Flash Crash Analysis of May 6 Stock Market Plunge
Jamie found an interesting site that has many charts and graphs about the strange May 6 stock market plunge and rebound. There's a lot of information to consume over there, but it does a pretty good job of showing high-frequency trading is getting to be a real problem.
Wow, I know this is asking a lot, especially given the length and depth of the article, but seriously, go read it. They've clearly put a lot of effort into analyzing the situation immediately before and during the crash and that is not what the evidence says. For one thing, only a single affected stock was in 'Slow trade mode' at the beginning of the crash, and only 3 were by the time the crash was at its worst. Furthermore, the stocks in slow trade mode trailed behind the stocks that actually caused the problem.
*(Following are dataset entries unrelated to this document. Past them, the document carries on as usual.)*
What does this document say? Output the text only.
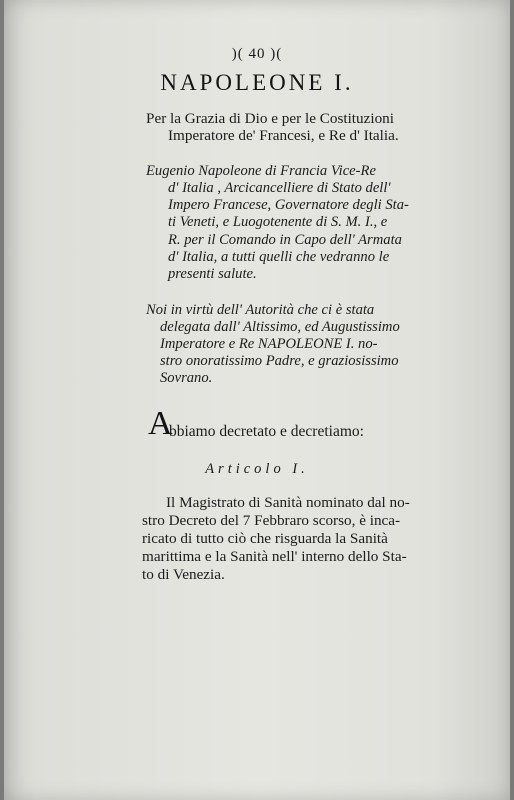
)( 40 )(
NAPOLEONE I.
Per la Grazia di Dio e per le Costituzioni
Imperatore de' Francesi, e Re d' Italia.
Eugenio Napoleone di Francia Vice-Re
d' Italia , Arcicancelliere di Stato dell'
Impero Francese, Governatore degli Sta-
ti Veneti, e Luogotenente di S. M. I., e
R. per il Comando in Capo dell' Armata
d' Italia, a tutti quelli che vedranno le
presenti salute.
Noi in virtù dell' Autorità che ci è stata
delegata dall' Altissimo, ed Augustissimo
Imperatore e Re NAPOLEONE I. no-
stro onoratissimo Padre, e graziosissimo
Sovrano.
A
bbiamo decretato e decretiamo:
Articolo I.
Il Magistrato di Sanità nominato dal no-
stro Decreto del 7 Febbraro scorso, è inca-
ricato di tutto ciò che risguarda la Sanità
marittima e la Sanità nell' interno dello Sta-
to di Venezia.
Basically, the first thing that went wrong is that the NYSE received too many quotes too fast, faster than they could process them. So their systems put them into a queue and processed them as quickly as possible. The next step where things went wrong was that these quotes were timestamped when they left the queue, instead of when they entered. This means that the apparent price on the NYSE was lagging a little bit behind reality. Problem number three occurred when the high frequency trading systems detected this apparent price difference and attempted to capitalize on it, driving the cost for the affected stocks even low and generating more quotes on those stocks as well, causing a feedback loop that bottomed out the market.
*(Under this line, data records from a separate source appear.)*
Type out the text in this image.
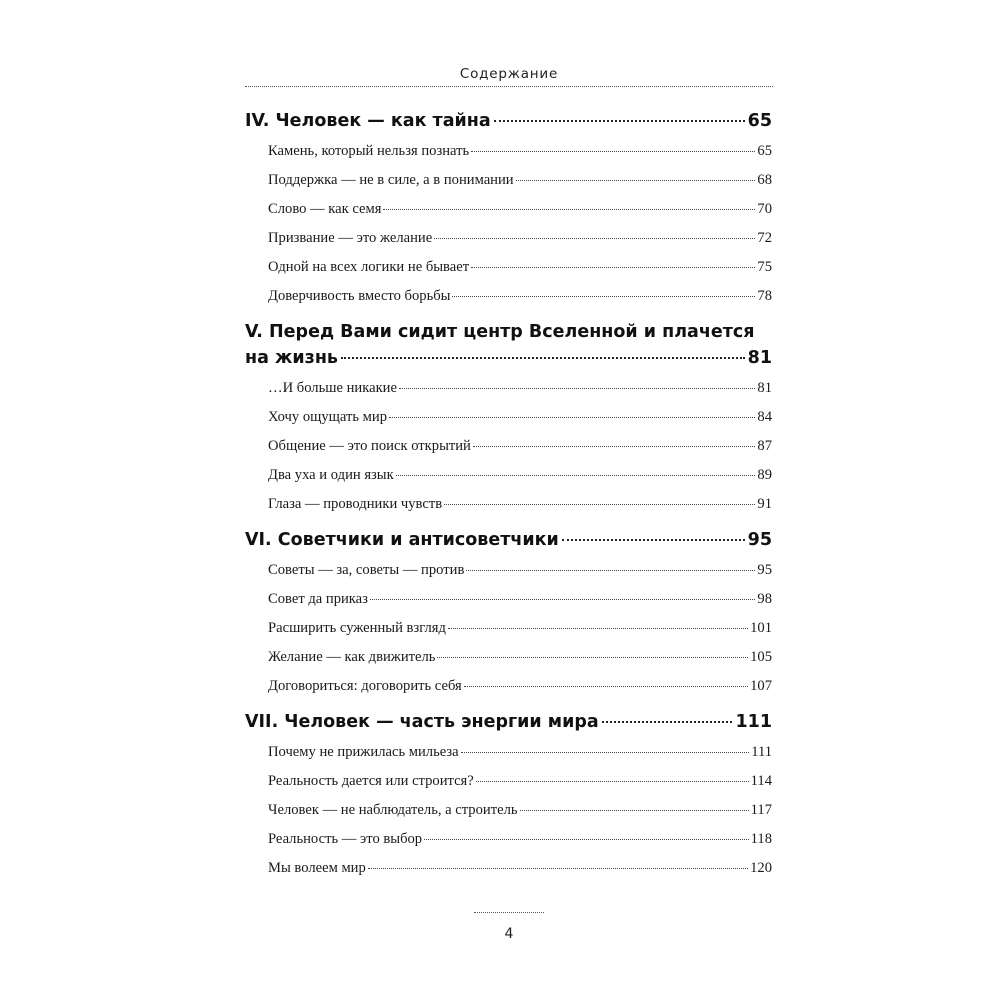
Содержание
IV. Человек — как тайна	65
Камень, который нельзя познать	65
Поддержка — не в силе, а в понимании	68
Слово — как семя	70
Призвание — это желание	72
Одной на всех логики не бывает	75
Доверчивость вместо борьбы	78
V. Перед Вами сидит центр Вселенной и плачется
на жизнь	81
…И больше никакие	81
Хочу ощущать мир	84
Общение — это поиск открытий	87
Два уха и один язык	89
Глаза — проводники чувств	91
VI. Советчики и антисоветчики	95
Советы — за, советы — против	95
Совет да приказ	98
Расширить суженный взгляд	101
Желание — как движитель	105
Договориться: договорить себя	107
VII. Человек — часть энергии мира	111
Почему не прижилась мильеза	111
Реальность дается или строится?	114
Человек — не наблюдатель, а строитель	117
Реальность — это выбор	118
Мы волеем мир	120
4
Now the question is, why were there so many quotes for these stocks, up to 5000 a second from a single source in some cases. I'm hardly an expert, so I'll just quote the conclusion the report comes to:
What benefit could there be to whomever is generating these extremely high quote rates? After thoughtful analysis, we can only think of one. Competition between HFT systems today has reached the point where microseconds matter. Any edge one has to process information faster than a competitor makes all the difference in this game. If you could generate a large number of quotes that your competitors have to process, but you can ignore since you generated them, you gain valuable processing time. This is an extremely disturbing development, because as more HFT systems start doing this, it is only a matter of time before quote-stuffing shuts down the entire market from congestion. We think it played an active role in the final drop on 5/6/2010, and urge everyone involved to take a look at what is going on. Our recommendation for a simple 50ms quote expiration rule would eliminate quote-stuffing and level the playing field without impacting legitimate trading.
HFT 99% of the time is actually a healthy process - it allows relative mispricing to be quickly corrected and gives investors a chance to trade at prices which are fair whenever they come in to buy or sell.
HFT firms don't care if the P&G share is fundamentally worth 60, 5 or 100$: they are only concerned about the relative value of the stock versus other financial instruments. If for example you know that product X has a robust 1:1 correlation with product Y (for example cash vs. future), and one goes up while the other goes down for no apparent reason, the HFT guys step in and immediately buy X and sell Y until they are realigned. This will usually be for small volumes because such discrepancies don't last for long and are due to people who just aggressively buy or sell one of the products.
Simply put, HF trading firms inject liquidity into the market, they allow thousands of investors to be able to buy and sell literally any financial instrument with a relatively predictable cost (the bid/ask spread).
The real danger IMHO are the "high volume" traders, whether they are hedge funds who take directional bets or some large bank with dubious moral values. These guys will look for markets where they can push the prices up or down using sheer volume. I see this quite often on stocks which are prone to takeover rumours, "large buyers" or "large sellers" suddenly step in and start buying or selling anything they can get their hands on - all market makers panic and think that there is either something they don't know or someone who has insider knowledge. Once things settle, they calmly sell away their new position to other investors (the trend following sheep) who step in to trade on the unknown rumour.